Rebounding off the NSA scandal, Podesta and Sunstein are at the tip of a burgeoning movement to regulate data security. The EU with its divisions of intellectuals and lawyers also want to put the crimp on “our bad guys”. Podesta in particular is seeking sweeping new powers to regulate data and data access. In his White House blog Podesta describes his plans:

In January, President Obama asked me to lead a wide-ranging review of “big data” and privacy—to explore how these technologies are changing our economy, our government, and our society, and to consider their implications for our personal privacy. Together with Secretary of Commerce Penny Pritzker, Secretary of Energy Ernest Moniz, the President’s Science Advisor John Holdren, the President’s Economic Advisor Jeff Zients, and other senior officials, our review sought to understand what is genuinely new and different about big data and to consider how best to encourage the potential of these technologies while minimizing risks to privacy and core American values. …

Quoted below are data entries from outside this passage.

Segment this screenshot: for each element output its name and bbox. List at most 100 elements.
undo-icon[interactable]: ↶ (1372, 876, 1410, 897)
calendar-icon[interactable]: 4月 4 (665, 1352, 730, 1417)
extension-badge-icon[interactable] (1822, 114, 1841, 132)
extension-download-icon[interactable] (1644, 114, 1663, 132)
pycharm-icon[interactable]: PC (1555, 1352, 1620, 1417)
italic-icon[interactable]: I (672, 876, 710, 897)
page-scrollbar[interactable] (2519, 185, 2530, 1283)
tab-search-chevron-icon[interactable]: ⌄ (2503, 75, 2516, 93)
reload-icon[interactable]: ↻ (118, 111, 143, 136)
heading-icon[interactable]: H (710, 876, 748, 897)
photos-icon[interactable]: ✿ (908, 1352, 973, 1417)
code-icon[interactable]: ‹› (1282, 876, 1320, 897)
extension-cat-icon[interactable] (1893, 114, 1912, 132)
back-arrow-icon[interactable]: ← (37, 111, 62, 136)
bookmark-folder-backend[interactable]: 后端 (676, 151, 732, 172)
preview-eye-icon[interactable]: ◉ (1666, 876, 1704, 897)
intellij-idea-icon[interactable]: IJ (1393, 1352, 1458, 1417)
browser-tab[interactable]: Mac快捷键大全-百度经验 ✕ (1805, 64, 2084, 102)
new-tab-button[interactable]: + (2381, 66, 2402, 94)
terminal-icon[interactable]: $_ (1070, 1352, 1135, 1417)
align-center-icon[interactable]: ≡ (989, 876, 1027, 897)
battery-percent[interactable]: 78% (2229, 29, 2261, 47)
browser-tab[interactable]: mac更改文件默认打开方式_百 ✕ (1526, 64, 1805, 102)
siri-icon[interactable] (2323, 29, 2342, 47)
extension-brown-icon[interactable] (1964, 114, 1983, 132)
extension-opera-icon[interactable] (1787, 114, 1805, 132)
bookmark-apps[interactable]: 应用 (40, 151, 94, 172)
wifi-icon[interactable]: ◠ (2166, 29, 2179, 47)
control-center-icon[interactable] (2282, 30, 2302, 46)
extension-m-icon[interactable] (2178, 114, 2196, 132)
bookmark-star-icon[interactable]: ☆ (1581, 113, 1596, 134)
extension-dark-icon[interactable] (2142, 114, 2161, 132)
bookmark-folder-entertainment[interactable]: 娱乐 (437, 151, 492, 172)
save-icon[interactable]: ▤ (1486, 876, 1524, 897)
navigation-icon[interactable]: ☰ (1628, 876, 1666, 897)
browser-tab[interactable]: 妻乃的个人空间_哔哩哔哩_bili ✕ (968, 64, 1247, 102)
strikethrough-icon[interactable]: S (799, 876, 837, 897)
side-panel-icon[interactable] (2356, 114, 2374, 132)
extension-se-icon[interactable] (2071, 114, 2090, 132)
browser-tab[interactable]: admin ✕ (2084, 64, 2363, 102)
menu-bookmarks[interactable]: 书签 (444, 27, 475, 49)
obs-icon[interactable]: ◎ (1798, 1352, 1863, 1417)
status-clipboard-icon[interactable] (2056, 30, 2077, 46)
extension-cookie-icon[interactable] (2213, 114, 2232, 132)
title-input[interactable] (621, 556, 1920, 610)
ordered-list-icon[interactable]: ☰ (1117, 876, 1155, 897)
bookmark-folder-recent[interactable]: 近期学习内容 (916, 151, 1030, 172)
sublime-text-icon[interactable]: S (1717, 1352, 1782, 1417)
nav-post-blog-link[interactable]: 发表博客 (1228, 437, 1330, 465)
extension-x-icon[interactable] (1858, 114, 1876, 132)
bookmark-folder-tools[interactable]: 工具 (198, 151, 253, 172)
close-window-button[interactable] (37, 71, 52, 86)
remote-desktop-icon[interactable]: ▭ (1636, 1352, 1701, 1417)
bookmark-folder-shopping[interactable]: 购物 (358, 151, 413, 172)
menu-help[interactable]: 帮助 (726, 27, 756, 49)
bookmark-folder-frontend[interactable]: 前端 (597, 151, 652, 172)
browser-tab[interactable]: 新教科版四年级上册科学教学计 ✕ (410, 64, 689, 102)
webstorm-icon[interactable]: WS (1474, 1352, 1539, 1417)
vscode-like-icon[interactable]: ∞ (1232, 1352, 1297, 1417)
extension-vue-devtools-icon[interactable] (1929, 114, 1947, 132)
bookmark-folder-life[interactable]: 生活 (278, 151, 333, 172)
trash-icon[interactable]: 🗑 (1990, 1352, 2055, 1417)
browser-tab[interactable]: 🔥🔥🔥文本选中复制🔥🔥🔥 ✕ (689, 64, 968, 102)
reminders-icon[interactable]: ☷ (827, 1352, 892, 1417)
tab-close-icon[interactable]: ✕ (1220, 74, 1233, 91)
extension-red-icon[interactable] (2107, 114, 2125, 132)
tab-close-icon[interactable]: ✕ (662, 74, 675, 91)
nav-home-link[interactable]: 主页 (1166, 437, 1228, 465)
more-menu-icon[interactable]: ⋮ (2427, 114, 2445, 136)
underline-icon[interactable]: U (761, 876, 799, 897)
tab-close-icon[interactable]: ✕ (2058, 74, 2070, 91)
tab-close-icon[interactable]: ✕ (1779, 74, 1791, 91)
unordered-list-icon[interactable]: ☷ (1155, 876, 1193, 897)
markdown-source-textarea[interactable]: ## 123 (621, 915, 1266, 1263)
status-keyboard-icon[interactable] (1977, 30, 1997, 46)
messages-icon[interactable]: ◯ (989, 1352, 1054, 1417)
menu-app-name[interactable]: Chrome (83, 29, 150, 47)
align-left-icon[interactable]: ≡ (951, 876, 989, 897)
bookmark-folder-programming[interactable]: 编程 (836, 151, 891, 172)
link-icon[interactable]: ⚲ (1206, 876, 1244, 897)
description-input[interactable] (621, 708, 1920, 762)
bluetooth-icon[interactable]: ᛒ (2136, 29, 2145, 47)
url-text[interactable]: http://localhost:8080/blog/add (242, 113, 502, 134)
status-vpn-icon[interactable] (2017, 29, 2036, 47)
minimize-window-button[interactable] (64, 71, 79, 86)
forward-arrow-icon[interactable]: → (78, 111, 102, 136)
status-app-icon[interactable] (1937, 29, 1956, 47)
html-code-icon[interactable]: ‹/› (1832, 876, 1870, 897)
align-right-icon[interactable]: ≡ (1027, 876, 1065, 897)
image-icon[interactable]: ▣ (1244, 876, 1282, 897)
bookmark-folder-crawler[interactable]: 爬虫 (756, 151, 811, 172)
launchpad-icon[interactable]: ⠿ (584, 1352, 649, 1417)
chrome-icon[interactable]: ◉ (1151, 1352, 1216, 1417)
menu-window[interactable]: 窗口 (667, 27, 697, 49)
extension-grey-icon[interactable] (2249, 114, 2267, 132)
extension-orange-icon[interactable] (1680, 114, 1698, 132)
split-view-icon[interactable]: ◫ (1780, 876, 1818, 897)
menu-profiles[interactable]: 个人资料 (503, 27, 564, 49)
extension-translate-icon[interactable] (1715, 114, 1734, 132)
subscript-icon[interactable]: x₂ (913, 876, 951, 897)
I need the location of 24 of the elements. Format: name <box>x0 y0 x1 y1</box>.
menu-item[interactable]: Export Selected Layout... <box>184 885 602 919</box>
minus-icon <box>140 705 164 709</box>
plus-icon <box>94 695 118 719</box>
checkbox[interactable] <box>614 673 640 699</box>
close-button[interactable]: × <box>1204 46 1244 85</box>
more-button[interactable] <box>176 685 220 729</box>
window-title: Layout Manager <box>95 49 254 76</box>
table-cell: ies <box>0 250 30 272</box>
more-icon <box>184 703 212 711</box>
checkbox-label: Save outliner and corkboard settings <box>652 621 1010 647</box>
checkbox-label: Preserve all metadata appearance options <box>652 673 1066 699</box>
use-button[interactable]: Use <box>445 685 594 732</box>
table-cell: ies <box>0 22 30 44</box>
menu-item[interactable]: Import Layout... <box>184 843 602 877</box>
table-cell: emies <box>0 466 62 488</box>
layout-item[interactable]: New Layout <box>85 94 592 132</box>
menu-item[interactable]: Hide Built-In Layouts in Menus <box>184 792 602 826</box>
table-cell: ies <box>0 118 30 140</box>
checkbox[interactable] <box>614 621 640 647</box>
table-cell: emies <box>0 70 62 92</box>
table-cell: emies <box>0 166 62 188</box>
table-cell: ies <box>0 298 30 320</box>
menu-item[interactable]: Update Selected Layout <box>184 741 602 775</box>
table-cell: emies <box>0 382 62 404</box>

One significant finding of our review was the potential for big data analytics to lead to discriminatory outcomes and to circumvent longstanding civil rights protections in housing, employment, credit, and the consumer marketplace. … To that end, we make six actionable policy recommendations in our report to the President … Pass National Data Breach Legislation … Expand Technical Expertise to Stop Discrimination … We also identify several broader areas ripe for further study, debate, and public engagement that, collectively, we hope will spark a national conversation about how to harness big data for the public good.

Quite a cast of characters, that review team. And they’ve come up a framework with built in masks to stop inconvenient data from emerging.  It’s a blueprint for a permanent Democratic majority. No one who reads Podesta’s blog can avoid thinking that while Holder may be charging the Chinese, it is only as preparation for charging Americans.


However Beijing is unlikely to be intimidated by Holder’s lawyers and is likely to answer with increased cyberwar. America must at this juncture think clearly about the cyber-security issue. It must grapple with hard issues because the public is clearly in a squeeze play. On the one hand it is important to protect America against foreign cyber-attack. But on the other hand, every little bit of power that is given to the watchdogs creates another kind of danger.

To what extent will lawfare make everyone safer? To what degree will it hold back the Russians, who seemed to care not a whit for laws in Ukraine? Now that Obama has fired his legal broadsie at Beijing,  we can only await their response.  That response is unlikely to come in the registered mail.

No plan survives contact with the foe. Surely it is fair to ask Obama: if you’re fighting China, what’s the plan? And more important, who’s the enemy?